Dopo l'appello alla comunità internazionale contro il pericolo di una guerra nucleare che, secondo il dittatore Kim Jong-un, sarebbe voluta dagli Stati Uniti, ecco che Pyongyang alza nuovamente il tono delle minacce. Per il ministro degli esteri del Paese asiatico, Ri Yong-ho, la guerra è già in atto. "Con le sue parole alle Nazioni Unite, il presidente americano Donald Trump ha dichiarato guerra alla Corea del Nord". Ri cita la carta dell'ONU, in merito al diritto di ogni nazione all'autodifesa. "Avvalendoci di questo diritto, abbatteremo gli aerei americani anche se non hanno ancora varcato i nostri confini".

'Gli USA ci hanno dichiarato guerra'

Il messaggio dell'esponente del governo nordcoreano, riferito ad un gruppo di giornalisti a New York, fuori dall'albergo in cui alloggia per l'assemblea generale ONU, è stato piuttosto inquietante. Il regime si sente già in stato di guerra. "Il mondo intero dovrà ricordare che questa guerra non stata è voluta dal nostro Paese, ma sono stati gli americani a dichiarare guerra alla Corea del Nord". Lo stesso capo della diplomazia di Pyongyang, giorni addietro, aveva definito Donald Trump "uno squilibrato in missione suicida", sottolineando che il lancio di un missile nordcoreano verso gli Stati Uniti è "sempre più inevitabile".

Anche il Regno Unito sottolinea le responsabilità della Cina

Inoltre c'è stato un colloquio telefonico tra il primo ministro britannico, Theresa May, ed il leader cinese Xi Jinping. I governi dei due Paesi affermano in modo congiunto una ferma condanna, sia agli ultimi test missilitici che all'esplosione nucleare dello scorso 3 settembre.

A dare tali informazioni alla stampa è direttamente l'ufficio del premier londinese. "I leader di Gran Bretagna e Cina sono concordi a considerare le ultime sanzioni decise dal Consiglio di sicurezza dell'ONU un segnale forte della comunità internazionale nel considerare illegali le manovre della Corea del Nord". Downing Street sottolinea inoltre l'importanza di una rigida e corretta applicazione delle sanzioni economiche, ma anche anche al lavoro della diplomazia nell'ambito della quale Theresa May attribuisce al governo di Pechino "una fondamentale responsabilità nella ricerca di una soluzione diplomatica della crisi".

Le critiche di Julian Assange

Dure critiche all'atteggiamento americano in estremo oriente, intanto, giungono anche da Julian Assange.

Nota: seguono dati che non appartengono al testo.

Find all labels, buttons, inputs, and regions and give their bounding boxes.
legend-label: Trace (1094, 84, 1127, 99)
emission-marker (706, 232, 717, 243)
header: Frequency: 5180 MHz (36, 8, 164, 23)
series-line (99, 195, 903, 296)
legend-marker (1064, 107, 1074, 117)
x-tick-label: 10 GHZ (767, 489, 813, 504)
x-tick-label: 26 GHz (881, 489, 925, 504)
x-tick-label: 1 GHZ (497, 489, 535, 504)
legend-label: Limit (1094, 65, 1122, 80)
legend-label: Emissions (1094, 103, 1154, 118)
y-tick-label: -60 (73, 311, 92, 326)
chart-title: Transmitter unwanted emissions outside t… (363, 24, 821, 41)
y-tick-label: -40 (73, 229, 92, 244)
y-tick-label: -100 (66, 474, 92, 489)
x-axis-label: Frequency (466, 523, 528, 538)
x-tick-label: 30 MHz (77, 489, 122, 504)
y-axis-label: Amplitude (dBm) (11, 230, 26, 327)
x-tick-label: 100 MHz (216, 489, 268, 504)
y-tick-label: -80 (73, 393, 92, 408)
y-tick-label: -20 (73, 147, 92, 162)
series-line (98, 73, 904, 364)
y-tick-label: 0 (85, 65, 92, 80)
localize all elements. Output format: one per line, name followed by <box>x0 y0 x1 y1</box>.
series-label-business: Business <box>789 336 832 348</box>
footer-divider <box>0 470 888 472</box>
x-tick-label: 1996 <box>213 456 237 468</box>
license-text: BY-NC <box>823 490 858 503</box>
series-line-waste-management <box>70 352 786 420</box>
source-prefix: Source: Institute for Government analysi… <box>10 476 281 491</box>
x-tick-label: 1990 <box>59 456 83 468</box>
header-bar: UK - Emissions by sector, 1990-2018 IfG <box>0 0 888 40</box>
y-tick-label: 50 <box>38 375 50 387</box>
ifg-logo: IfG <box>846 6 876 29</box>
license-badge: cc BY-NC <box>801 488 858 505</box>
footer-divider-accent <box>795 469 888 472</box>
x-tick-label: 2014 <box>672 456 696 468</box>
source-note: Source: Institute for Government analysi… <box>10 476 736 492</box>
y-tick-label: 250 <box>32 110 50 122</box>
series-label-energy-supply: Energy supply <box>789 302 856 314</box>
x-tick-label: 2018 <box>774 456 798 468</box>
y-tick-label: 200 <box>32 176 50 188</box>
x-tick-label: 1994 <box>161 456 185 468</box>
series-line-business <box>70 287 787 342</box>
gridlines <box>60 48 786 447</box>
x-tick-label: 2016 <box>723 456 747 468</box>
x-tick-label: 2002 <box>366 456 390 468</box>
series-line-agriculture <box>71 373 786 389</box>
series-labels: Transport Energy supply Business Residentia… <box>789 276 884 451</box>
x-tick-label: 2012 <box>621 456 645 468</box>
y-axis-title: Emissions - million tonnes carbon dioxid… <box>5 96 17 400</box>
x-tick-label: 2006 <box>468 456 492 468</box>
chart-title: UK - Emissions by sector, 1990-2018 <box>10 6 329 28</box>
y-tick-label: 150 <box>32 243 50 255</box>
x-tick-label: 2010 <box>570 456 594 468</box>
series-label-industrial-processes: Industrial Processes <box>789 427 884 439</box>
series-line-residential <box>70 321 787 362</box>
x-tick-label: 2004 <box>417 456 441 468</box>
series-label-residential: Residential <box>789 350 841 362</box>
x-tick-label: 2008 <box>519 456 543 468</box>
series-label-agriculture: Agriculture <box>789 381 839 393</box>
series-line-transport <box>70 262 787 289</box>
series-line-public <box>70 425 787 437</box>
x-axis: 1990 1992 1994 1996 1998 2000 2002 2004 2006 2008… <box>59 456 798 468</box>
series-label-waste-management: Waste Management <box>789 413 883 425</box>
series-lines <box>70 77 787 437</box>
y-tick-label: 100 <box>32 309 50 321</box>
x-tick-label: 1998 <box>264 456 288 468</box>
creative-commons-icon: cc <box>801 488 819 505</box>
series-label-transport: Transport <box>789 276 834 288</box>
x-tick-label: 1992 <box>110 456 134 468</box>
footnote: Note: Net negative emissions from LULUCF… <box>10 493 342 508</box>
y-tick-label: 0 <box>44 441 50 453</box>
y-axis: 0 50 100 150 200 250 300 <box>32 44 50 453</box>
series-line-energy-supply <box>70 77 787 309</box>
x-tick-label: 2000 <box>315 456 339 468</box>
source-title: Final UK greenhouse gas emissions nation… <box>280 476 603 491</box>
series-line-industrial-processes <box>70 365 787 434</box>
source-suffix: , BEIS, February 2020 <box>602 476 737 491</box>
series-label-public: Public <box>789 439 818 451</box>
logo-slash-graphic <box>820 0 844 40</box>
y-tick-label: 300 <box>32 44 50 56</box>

Secondo il fondatore di WikiLeaks, la politica delle minacce contro il dittatore Kim Jong-un è controproducente per la crisi coreana. "Queste minacce su un'imminente distruzione porteranno i Paesi come la Corea del Nord a voler possedere armi nucleari. In questo modo si sentirebbero sicuri di non fare la fine dell'Iraq o della Libia". Non è la prima volta che Assange interviene sulla questione. Anche ai primi di settembre, subito dopo il test nucleare effettuato dal regime nordcoreano e la minaccia di Trump di interrompere le relazioni con qualunque Paese che supporta Pyongyang, aveva espresso parere negativo sulla posizione della Casa Bianca.

"C'è praticamente un solo Paese che ha relazioni commerciali con la Corea del Nord ed è la Cina. Se Trump sospende le relazioni con la Cina, brucerebbero 650 miliardi di dollari di scambi commerciali tra Washington e Pechino. In quel caso verrebbe immediatamente rimosso dalla presidenza".